Sarrazin bleibt in der Partei. Das schadet ihr mehr, als es ihr hilft

Nanu, war da was, liebe Genossen? I wo! Die ganze Aufregung um das abgeschaffte Deutschland und die angeblich vererbte Dummheit von Migranten, halb so schlimm. Außerdem hat sich Thilo Sarrazin nun artig zu den Grundwerten der Sozialdemokratie bekannt. Und verletzten wollte er sowieso niemanden. Also bitte, bleibt er halt in der SPD.

Die Sozialdemokratische Partei behält ihr populäres und populistisches Mitglied, doch bleibt der üble Nachgeschmack einer SPD, die eingeknickt ist. Vor Sarrazin. Aber auch vor ihrer eigenen Haltung. Blickt man auf Verlauf und Ergebnis des gerade einmal fünf Stunden andauernden Ausschlussverfahrens, bleibt auch eine beschädigte Partei zurück.

Wer die Irritation über diesen schnellen Freispruch Sarrazins durch die parteiinterne Schiedskommission besser verstehen will, muss in die Wochen zurückschauen, in denen der ehemalige Berliner Finanzsenator und Bundesbanker sein umstrittenes Buch "Deutschland schafft sich ab" vorstellte. Der Vorsitzende Sigmar Gabriel hatte ihn als "Hobby-Darwin" und Wegbereiter für "die Hassprediger im eigenen Volk" bezichtigt. Viele SPD-Politiker sahen die Grenze des Tragbaren nach Sarrazins Äußerungen über ein "jüdisches Gen" weit überschritten. Fast einstimmig hatte der SPD-Vostand im Herbst den Antrag zum Ausschluss angenommen.

Sicher: Es gibt gute Gründe für die SPD, Sarrazin nicht auszuschließen. Eine Volkspartei in einer Demokratie muss auch krude Thesen aushalten. Sie darf Provokationen nicht mit Verbannung bestrafen, sondern muss sie mit guten Argumenten entlarven. Denn die Menschen wollen sich mit ihren Sorgen über Fehler in der deutschen Integrationspolitik ernst genommen fühlen. Und auch machtstrategisch handelt die SPD konsequent. Die Berliner Genossen ziehen gerade in einen Wahlkampf, den sie gegen die beflügelten Grünen zu verlieren drohen. Mit einem Ausschluss Sarrazins hätte sich die Partei bei vielen Bürgern nicht beliebter gemacht.

Doch kostet die SPD der Verzicht auf den Ausschluss mehr, als einige Wählerstimmen in Berlin Gewinn sein können. Die Partei - allen voran ihr Chef Sigmar Gabriel - verliert an Glaubwürdigkeit.
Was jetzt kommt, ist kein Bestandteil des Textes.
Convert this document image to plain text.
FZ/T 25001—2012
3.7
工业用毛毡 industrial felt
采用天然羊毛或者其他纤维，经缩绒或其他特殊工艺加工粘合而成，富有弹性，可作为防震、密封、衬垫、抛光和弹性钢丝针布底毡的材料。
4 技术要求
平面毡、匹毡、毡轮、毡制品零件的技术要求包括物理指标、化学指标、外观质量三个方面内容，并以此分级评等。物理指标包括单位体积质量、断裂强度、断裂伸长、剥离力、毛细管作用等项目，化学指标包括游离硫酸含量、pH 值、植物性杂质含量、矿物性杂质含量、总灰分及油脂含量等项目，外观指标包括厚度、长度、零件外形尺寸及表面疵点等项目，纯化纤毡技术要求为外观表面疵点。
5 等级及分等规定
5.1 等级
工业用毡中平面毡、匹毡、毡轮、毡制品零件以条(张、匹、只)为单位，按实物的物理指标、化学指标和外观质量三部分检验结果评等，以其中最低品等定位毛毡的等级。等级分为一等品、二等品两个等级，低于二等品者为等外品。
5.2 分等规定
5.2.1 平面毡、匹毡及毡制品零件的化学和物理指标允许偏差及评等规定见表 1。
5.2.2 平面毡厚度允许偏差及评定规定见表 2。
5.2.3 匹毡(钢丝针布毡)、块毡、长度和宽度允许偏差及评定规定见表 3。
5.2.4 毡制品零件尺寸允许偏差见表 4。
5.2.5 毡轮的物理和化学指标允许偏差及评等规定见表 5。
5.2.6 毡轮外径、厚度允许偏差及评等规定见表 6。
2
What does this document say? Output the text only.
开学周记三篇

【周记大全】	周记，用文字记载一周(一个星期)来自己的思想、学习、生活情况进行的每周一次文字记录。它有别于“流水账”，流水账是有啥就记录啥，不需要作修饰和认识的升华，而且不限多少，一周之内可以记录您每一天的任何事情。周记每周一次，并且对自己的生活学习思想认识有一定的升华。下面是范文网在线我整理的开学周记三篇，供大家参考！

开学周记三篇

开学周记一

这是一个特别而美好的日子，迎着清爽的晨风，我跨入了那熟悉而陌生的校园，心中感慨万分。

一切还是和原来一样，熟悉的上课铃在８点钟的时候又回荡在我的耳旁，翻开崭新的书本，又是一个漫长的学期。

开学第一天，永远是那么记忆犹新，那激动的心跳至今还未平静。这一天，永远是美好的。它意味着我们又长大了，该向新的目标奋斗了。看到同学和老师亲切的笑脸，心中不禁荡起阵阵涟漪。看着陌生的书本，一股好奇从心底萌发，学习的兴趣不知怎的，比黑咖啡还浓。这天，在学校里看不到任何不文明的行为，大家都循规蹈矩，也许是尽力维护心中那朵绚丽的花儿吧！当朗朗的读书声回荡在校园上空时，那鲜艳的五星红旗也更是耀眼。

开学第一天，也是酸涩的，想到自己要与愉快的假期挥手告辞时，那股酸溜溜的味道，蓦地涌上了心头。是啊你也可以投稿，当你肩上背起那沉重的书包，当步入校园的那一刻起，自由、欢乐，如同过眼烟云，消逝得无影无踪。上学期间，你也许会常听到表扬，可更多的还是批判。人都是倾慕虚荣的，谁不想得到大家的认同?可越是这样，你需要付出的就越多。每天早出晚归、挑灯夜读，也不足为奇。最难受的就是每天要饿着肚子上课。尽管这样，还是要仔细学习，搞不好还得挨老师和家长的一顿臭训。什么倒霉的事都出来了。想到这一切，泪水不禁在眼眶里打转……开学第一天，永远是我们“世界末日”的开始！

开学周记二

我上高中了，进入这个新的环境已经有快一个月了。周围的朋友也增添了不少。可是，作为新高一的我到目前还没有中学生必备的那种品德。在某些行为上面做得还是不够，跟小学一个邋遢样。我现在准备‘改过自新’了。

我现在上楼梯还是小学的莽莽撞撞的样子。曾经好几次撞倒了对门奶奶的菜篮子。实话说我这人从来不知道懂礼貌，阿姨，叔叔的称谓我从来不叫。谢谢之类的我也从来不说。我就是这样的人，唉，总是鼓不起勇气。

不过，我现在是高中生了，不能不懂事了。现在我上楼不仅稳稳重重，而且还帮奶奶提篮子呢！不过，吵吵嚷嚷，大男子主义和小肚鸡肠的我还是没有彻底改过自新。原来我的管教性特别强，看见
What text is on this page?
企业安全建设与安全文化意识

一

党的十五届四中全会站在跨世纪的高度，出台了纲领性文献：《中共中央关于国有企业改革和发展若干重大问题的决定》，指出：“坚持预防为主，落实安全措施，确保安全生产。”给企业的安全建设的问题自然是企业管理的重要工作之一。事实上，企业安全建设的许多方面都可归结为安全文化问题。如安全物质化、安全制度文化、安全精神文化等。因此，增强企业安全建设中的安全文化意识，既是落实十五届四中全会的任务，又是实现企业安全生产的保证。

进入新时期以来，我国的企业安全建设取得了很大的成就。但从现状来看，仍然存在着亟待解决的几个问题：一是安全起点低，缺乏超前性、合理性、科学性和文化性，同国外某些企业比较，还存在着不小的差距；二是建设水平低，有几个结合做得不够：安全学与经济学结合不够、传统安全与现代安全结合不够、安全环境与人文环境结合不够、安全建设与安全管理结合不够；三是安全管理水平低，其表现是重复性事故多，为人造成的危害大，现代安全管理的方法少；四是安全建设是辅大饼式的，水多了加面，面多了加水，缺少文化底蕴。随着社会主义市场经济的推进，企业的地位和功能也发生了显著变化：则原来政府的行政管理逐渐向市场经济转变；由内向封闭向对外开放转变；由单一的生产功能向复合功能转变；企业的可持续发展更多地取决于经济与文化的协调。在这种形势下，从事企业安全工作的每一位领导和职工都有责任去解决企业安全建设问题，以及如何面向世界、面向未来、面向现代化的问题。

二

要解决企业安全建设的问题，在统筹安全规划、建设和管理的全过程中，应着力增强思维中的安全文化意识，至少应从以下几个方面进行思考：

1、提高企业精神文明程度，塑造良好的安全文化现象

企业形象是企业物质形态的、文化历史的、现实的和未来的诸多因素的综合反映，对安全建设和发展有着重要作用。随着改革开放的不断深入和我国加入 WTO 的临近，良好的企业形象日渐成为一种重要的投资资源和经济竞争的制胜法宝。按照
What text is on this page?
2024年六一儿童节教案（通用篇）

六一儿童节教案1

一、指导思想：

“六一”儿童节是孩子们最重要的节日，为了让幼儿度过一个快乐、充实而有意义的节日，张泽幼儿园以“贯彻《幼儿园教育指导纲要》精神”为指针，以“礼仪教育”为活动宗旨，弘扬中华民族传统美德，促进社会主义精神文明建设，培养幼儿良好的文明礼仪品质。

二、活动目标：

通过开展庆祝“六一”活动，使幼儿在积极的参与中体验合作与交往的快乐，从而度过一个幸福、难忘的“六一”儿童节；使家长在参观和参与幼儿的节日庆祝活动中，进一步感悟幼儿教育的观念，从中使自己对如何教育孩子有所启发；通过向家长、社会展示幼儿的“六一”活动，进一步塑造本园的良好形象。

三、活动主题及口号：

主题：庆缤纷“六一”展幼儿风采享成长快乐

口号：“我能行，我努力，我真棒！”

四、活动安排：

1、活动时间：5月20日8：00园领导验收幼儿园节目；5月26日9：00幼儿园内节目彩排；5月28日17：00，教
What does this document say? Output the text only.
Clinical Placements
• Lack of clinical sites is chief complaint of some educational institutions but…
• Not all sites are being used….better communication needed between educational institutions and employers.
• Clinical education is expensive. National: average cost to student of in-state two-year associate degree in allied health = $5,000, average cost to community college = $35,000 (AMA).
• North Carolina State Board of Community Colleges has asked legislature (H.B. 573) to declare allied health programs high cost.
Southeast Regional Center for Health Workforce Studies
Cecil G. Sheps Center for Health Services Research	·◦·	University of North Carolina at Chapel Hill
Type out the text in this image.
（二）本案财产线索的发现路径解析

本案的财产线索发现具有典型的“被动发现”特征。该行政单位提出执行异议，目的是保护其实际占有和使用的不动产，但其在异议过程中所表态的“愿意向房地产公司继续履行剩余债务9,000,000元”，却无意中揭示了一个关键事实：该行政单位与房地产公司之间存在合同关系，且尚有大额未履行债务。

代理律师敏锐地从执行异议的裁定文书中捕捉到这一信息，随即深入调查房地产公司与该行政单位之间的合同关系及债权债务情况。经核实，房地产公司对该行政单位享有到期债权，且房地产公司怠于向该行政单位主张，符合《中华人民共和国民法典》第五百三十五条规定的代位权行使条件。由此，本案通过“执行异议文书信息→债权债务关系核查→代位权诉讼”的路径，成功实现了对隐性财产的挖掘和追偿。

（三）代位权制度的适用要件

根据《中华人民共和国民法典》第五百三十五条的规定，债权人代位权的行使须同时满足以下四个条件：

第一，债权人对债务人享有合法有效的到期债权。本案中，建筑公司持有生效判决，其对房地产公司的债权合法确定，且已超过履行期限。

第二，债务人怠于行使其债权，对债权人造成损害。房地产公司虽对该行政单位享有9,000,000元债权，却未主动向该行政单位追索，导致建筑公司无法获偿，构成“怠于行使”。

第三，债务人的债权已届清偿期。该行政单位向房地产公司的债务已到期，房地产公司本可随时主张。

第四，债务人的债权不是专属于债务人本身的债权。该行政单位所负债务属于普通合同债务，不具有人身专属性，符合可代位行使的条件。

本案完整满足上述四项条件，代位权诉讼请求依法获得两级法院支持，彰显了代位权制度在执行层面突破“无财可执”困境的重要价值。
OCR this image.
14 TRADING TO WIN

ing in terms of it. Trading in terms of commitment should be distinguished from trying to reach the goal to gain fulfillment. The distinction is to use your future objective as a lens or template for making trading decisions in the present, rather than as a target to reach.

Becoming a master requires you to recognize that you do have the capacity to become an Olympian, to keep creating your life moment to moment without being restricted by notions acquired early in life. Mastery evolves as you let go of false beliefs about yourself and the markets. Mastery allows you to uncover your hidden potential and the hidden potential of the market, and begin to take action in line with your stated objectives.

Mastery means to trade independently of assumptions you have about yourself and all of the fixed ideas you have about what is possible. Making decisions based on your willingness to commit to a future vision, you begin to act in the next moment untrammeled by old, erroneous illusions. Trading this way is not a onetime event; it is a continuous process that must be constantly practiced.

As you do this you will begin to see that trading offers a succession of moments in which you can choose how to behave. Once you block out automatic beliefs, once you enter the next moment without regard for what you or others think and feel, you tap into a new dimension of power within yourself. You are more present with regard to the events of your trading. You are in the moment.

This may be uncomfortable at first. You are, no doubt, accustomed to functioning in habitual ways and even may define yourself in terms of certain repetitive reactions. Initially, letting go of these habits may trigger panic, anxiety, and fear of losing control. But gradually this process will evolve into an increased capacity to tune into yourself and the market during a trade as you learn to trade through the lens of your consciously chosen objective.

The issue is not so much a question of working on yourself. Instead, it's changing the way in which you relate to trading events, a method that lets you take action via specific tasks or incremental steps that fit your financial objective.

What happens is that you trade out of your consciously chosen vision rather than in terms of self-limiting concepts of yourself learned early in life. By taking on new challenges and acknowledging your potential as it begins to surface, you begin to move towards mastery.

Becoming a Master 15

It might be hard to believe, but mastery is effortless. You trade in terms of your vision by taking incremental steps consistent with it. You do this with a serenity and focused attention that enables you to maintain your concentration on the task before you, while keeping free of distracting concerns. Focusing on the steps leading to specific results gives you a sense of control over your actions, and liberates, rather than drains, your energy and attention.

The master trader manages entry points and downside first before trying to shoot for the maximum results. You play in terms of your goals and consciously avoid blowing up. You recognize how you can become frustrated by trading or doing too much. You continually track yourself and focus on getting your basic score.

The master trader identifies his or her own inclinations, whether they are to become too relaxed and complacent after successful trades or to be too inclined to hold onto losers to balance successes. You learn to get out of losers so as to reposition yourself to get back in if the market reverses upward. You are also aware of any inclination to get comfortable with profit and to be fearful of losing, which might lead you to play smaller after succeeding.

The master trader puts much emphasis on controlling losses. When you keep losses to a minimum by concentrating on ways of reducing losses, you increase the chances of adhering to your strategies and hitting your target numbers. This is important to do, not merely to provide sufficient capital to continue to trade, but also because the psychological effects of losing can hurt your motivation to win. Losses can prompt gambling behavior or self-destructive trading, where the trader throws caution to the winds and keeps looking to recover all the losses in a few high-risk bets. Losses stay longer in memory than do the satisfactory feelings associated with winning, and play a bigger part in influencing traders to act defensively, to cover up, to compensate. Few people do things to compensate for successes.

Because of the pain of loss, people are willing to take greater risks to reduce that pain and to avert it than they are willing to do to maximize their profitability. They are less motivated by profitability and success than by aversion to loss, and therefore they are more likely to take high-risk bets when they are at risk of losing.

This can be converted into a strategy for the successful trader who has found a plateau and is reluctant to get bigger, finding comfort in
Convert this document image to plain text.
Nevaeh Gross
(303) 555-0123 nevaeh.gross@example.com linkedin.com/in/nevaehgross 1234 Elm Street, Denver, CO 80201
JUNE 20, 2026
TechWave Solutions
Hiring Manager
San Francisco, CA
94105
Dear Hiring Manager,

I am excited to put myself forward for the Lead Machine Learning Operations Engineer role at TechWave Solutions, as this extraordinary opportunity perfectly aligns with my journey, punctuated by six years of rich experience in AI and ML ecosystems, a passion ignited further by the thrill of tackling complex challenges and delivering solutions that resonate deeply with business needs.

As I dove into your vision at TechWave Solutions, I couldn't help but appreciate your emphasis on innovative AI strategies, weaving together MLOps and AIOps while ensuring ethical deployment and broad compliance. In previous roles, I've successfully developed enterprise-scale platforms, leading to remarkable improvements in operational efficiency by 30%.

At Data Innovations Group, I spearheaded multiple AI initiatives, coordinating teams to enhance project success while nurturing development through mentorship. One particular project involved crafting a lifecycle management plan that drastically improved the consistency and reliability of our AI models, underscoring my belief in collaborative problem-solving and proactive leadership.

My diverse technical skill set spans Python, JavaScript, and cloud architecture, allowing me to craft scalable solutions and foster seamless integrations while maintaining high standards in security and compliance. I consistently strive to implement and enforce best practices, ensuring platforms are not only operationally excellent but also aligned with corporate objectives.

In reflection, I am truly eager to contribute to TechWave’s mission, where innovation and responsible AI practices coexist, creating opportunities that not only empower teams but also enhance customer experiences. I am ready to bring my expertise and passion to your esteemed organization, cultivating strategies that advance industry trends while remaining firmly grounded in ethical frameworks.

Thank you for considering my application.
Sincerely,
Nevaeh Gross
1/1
Sarrazin überschritt eine Grenze - und die Sozialdemokraten ließen ihn gewähren. Das kollidiert mit ihrer toleranten Grundhaltung, die so weit entfernt ist von Sarrazins Thesen wie der Christdemokrat Martin Hohmann von den Werten der CDU. Als dieser 2003 antisemitische Sprüche klopfte, drängte ihn die Vorsitzende Angela Merkel aus der Partei. Es war der einzig richtige Schritt. Gabriels SPD hat ihn im Fall Sarrazin verpasst.